Para paliar su supuesta vergüenza, ella recurrió al llanto. Las lágrimas siempre resultan útiles: transparentes, húmedas y frías, fáciles de manejar. Una buena dosis siempre termina por convencer a un amante indómito. «Lo siento, no tenía alternativa…» ¿Qué no la tenía? ¿No podía habérselo dicho desde el inicio? ¿No podía haber confiado en él, si en verdad lo amaba?
«¿Quién te paga por la información?», continuó Bacon, conservando un poco de dignidad. «¿Para quién trabajas? ¿Para los rusos?». Era obvio: lo mejor que podía hacer Irene era callar y asentir, y así lo hizo.
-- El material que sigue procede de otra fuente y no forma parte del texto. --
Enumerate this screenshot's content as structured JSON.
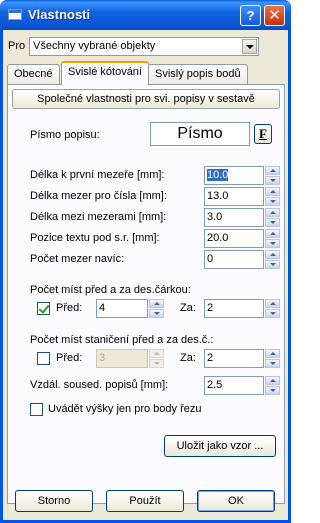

Las palabras siempre terminan destruyendo la mente de uno, regresan a la memoria como avispas, en cambio las pausas y los silencios se olvidan con facilidad.
«¿Por qué?». Bacon, joven al fin, quería saber. Conocer sus motivos. En el fondo, quería encontrarle una justificación a los actos de su amada. Quizás la amenazaban, quizás estaba en peligro, quizás… Ella sabía qué responder: «Oh, lo siento tanto». Las tonterías sentimentales de siempre. Pero, Dios mío, Frank comenzaba a creerle.
Quería
creer en ellas.
Y entonces, una táctica que, no por haber sido empleada en tantas ocasiones, dejaba de resultar eficaz: «Debía hacer que te enamorases de mí. Pero de pronto todo cambió. Todo empezó a salir mal, Frank… Comenzaste a importarme pero yo ya no tenía otro remedio que seguir colaborando con ellos… Quieren a Klingsor a cualquier precio…». Una jugada genial, digna del mejor actor. «Quizás lo nuestro comenzó así, pero no contaba con que yo terminaría enamorándome de ti… ¡Lo juro! Todos los días me torturaba, quería confesártelo, pero me daba demasiado miedo… Debí hacerlo hace mucho, antes de que tú lo descubrieses… Te amo».